The Crocker Art Museum celebrates Black History Month

02/18/2014 12:00 AM

02/18/2014 12:08 AM

On the second floor of the Crocker Art Museum, Kinaya Foster stood in front of a glass case filled with African sculpture and told her son, Kaleb, about African art. Then members of St. Gabriel’s Celestial Brass Band paraded by, part of the museum’s free Black History Month family festival on Monday.

“It’s all just a matter of cultural awareness,” Foster said after the horns blared past them. “I try to educate my son about our culture.”

And Kaleb, a 12-year-old Greenhaven middle school student, got the point.

“All this says to me that people care,” he said.

For the third year, the museum celebrated Presidents Day by treating families to a day of art, music and hands-on events.

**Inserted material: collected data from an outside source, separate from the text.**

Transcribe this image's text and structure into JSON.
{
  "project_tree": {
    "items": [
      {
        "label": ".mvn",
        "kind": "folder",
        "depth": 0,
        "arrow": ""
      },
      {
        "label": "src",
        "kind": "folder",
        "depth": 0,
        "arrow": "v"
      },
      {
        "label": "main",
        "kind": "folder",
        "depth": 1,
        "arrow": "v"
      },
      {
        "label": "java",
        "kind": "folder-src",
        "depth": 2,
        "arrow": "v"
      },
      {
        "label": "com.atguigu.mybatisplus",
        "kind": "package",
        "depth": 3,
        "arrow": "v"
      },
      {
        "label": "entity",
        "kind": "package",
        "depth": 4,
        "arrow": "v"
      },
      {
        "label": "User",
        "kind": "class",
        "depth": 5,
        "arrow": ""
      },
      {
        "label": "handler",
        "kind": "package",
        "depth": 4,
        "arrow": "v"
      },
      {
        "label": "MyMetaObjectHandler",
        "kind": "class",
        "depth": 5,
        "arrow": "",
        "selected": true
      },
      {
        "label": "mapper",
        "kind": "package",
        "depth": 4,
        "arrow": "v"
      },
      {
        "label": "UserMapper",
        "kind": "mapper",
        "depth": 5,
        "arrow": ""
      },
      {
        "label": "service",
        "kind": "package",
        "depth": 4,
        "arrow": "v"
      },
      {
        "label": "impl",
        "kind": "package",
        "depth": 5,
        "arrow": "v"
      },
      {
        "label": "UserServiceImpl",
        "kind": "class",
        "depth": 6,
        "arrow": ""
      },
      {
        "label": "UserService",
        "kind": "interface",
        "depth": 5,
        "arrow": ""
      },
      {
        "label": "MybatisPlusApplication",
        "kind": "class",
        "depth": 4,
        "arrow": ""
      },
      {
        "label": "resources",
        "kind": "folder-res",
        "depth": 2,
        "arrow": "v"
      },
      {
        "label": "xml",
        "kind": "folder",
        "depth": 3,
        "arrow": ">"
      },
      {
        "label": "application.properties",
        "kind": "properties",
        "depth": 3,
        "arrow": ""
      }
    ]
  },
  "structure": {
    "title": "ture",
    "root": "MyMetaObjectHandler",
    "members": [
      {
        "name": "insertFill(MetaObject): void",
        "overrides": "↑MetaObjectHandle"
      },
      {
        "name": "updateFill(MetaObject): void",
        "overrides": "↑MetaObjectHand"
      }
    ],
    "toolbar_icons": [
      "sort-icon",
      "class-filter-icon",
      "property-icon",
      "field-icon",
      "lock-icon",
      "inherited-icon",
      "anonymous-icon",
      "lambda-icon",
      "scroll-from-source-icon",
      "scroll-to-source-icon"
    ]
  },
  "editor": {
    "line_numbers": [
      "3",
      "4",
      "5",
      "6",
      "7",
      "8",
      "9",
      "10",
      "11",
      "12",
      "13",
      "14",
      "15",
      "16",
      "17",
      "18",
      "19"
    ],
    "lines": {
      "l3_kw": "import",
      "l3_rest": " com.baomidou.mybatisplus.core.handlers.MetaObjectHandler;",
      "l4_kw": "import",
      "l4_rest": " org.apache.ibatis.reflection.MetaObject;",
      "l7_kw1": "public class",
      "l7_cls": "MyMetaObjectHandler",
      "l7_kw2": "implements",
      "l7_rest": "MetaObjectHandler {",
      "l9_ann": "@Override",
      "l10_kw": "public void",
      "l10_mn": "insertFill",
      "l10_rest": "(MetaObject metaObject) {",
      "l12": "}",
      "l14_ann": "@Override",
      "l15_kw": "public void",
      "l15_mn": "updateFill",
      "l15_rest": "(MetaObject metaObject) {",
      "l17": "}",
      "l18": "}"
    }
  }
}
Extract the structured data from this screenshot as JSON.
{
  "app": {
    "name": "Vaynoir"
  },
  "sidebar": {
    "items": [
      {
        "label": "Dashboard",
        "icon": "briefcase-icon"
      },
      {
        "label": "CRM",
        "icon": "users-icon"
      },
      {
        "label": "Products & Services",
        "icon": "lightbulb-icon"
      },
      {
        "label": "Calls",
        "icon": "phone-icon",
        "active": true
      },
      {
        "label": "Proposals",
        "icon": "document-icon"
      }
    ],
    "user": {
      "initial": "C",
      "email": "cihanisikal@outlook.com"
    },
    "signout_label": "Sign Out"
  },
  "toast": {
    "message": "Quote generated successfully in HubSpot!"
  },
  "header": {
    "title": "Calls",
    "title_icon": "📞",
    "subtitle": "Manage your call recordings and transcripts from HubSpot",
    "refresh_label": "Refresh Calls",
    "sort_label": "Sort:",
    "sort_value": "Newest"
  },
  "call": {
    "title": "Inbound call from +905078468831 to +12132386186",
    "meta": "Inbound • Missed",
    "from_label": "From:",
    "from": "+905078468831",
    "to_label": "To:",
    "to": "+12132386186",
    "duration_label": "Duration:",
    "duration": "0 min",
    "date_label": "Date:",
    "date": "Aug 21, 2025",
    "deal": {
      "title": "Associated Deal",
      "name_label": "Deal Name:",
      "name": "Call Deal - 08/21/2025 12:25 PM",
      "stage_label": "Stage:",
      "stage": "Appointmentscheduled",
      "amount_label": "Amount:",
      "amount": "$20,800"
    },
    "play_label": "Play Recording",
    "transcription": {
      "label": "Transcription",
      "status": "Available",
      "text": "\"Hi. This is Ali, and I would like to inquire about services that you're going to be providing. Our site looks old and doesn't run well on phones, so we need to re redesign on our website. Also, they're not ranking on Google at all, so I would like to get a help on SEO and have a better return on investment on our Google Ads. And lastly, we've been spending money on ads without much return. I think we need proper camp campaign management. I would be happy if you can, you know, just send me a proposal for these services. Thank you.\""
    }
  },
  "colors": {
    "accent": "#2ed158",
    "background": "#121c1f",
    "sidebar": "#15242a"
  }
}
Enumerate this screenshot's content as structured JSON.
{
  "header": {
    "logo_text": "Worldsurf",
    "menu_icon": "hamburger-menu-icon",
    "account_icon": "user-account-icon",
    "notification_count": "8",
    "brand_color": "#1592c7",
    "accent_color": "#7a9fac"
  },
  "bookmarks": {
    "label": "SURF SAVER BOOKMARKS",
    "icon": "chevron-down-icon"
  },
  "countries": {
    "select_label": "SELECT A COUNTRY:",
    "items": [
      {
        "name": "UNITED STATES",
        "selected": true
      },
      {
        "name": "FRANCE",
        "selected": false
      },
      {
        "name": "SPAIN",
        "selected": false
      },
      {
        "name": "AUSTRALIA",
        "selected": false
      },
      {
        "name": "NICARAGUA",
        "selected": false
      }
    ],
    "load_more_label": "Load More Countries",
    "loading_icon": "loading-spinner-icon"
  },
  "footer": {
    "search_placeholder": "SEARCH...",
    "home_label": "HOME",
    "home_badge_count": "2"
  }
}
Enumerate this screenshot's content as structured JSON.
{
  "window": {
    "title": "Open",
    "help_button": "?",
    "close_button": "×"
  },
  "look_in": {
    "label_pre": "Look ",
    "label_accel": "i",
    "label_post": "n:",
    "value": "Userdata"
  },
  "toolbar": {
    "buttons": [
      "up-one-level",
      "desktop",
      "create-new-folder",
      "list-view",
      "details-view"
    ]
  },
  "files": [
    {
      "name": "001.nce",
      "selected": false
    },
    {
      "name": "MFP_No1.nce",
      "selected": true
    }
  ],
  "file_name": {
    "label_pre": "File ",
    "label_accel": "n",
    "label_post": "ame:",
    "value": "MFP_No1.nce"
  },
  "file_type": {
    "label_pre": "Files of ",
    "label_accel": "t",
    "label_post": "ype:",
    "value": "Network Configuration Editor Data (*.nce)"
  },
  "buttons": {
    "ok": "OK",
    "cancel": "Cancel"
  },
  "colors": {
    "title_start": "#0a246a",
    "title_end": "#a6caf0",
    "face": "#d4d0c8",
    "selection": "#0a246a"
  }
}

In addition to touring the second-floor exhibits of African and African American art, visitors could play on handmade instruments in one display and learn how to string their own beads in another.

Visitors could also listen to the wisdom of Sacramento quilters in the Sisters Quilting Collective exhibit, dance along with Tina B and the Sacramento Soul Line Dancers, and watch a tribute to the Jacksons, performed by dancers from the Studio T Urban Dance Academy.

“For me, this is showing the community the culture of my ancestors’ roots,” said Asia Sandifer, 17, who performed with the Studio T hip-hop dance group. “Performing is what I do, but this is something people should know about.

“Everybody knows what black people suffered through, but everybody doesn’t know about our art.”

The family festival was expected to draw more than 2,000 visitors, said Maria Robinson, the museum’s communications director.

In the craft bazaar in the museum’s lobby, visitors could browse through handmade items like jewelry, cards, T-shirts and crocheted hats.

Quilting artist Debbra Murphy displayed the hand-pieced quilt she designed as a tribute to Harriet Tubman, using in the pattern many of the symbols that the Underground Railroad network used to guide escaping slaves safely to freedom.

“The abolitionists used quilts to give escapees direction and let them know what was going on,” Murphy said. “If they saw a basket pattern on a quilt hanging on a line or over a fence, they knew it was time to get going. If they saw a bear’s paw pattern, they were to follow the trail to water and food.

“This quilt is my contribution to keeping the story alive. Our kids need something to believe in.”

But the kids also wanted to have fun.

Maya Philipp, an 11-year-old who lives in Folsom, looked a little wide-eyed when the brass band marched by on its way from the second-floor balcony down a long hallway and into the ballroom in the museum’s original Crocker mansion wing.

“She plays the trumpet, too,” said her father, George Philipp. “I wanted her to see the black history exhibits, and I wanted her to hear the music.”